There are a few catalysts that could trigger a “melt up” in the stock market.

Barclays issued an alert this week: the market could experience a “melt up” in the near term if a few things materialize, including a truce in the trade war between the U.S. and China, the Fed cutting its benchmark rate, and the economic slowdown turning out to be just a “soft patch.”

A “melt up” would be marked by a sharp move higher driven by investors’ FOMO on a momentum push, and has historically signaled an end in late-stage bull markets.

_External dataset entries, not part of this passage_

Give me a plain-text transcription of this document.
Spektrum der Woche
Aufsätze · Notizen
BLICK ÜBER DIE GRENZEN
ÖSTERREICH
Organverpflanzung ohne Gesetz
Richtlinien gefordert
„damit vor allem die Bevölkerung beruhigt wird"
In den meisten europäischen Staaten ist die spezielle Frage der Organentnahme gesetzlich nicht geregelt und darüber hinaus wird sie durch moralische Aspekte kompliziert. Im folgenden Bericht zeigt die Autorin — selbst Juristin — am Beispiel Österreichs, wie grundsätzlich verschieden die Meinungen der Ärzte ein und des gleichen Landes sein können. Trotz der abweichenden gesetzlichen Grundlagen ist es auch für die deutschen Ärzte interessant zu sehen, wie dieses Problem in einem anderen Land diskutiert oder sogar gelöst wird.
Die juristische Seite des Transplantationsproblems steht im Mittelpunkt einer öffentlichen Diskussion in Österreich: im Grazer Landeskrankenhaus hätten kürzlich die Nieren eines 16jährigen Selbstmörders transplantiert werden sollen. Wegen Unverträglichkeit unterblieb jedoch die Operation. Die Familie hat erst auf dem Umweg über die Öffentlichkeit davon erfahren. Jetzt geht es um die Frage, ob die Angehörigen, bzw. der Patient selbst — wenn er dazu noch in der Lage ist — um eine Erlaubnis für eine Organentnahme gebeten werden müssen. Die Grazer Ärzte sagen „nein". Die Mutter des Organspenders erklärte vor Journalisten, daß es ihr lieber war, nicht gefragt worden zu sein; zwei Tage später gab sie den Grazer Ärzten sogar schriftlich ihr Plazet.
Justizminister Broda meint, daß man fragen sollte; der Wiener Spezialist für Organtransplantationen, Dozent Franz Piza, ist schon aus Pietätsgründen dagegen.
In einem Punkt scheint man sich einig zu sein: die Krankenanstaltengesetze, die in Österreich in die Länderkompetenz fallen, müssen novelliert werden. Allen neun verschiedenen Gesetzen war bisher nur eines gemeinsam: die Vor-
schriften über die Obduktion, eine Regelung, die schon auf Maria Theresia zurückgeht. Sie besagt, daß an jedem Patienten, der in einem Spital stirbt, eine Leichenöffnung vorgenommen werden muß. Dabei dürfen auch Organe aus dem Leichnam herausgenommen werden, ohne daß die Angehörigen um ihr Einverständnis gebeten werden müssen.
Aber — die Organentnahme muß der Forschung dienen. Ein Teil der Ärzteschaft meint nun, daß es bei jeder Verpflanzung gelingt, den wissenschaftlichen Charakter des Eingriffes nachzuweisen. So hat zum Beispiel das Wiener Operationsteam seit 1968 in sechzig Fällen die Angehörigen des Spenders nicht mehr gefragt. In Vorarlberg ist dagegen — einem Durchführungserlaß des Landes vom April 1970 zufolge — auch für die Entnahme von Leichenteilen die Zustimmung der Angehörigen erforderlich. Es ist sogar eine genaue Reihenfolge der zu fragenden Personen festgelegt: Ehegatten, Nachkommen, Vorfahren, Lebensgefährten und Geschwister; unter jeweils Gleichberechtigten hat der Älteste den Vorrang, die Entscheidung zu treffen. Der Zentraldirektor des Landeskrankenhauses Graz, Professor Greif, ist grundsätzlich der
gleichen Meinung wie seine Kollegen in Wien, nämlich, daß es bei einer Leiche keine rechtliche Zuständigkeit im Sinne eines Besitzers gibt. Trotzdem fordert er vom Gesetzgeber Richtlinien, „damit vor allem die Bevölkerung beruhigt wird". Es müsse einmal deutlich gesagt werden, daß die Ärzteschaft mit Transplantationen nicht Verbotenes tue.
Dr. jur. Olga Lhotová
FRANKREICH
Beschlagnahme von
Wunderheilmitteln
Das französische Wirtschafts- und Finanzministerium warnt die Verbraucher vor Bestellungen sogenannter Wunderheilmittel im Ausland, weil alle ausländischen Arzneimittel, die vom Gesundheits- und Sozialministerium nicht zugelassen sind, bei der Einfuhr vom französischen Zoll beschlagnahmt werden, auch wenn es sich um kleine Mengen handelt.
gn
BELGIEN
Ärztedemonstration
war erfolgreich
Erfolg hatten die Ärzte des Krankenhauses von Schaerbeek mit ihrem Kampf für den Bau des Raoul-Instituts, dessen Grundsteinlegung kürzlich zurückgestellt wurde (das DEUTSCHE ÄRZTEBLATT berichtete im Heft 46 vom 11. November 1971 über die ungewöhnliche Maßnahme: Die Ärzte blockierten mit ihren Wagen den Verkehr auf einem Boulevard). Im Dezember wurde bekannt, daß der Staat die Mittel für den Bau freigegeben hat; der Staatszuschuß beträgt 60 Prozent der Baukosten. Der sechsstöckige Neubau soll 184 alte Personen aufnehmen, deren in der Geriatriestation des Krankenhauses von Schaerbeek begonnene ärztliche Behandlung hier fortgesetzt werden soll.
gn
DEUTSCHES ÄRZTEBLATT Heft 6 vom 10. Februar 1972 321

Such a “melt up,” according to a note from Barclay’s head of equity derivatives strategy, Maneesh Deshpande, “is indeed possible, but would require a confluence of several outcomes: 1) Trade tensions decrease substantially; 2) The Fed eases aggressively; 3) The current industrial slowdown remains a soft patch and does not morph into a full recession.”

“Although this is not our most probable scenario, we acknowledge that its likelihood has increased,” Despande wrote.

The S&P 500 hit a record high last week and has had its best first half to a year since at least 1997 as the market has cheered the Fed’s dovish turn and has placed a 100% chance bet on a quarter-point rate cut in July.

According to Barclays, softened policy from the Fed in past economic slowdowns has historically spurred “substantial valuation-driven equity rallies,” and a similar move this year could send the S&P’s price-to-earnings ratio to 20 times, sending the index to 3,250, or nearly 12% higher from Wednesday’s close.

“There are now signs that the Fed will remain aggressive irrespective of trade tensions, which is likely to be viewed by equity investors as the Fed erring on the side of being ultra loose,” Deshpande said. 

As for the trade war, a truce between the U.S. and China could send the market surging higher.

“While we cannot rule out a detente, we and the markets remain skeptical of a meaningful change at the G20 meetings,” Deshpande wrote. “A substantial truce which gets extended as U.S. election nears” is precisely what the market needs to climb higher, he noted.

But a “melt up” could be a bad sign for what’s to come. And according to billionaire investor Leon Cooperman, a big move higher in stocks could signal “the close-out move” for this bull market.

And not only that, but Barclays warns that the earnings slowdown could shift from a “soft patch” into a full-on recession.

If “the current industrial recession bleeds into the broader economy and even if Fed eases, they cannot stave off an equity selloff of about 20%,” Deshpande wrote.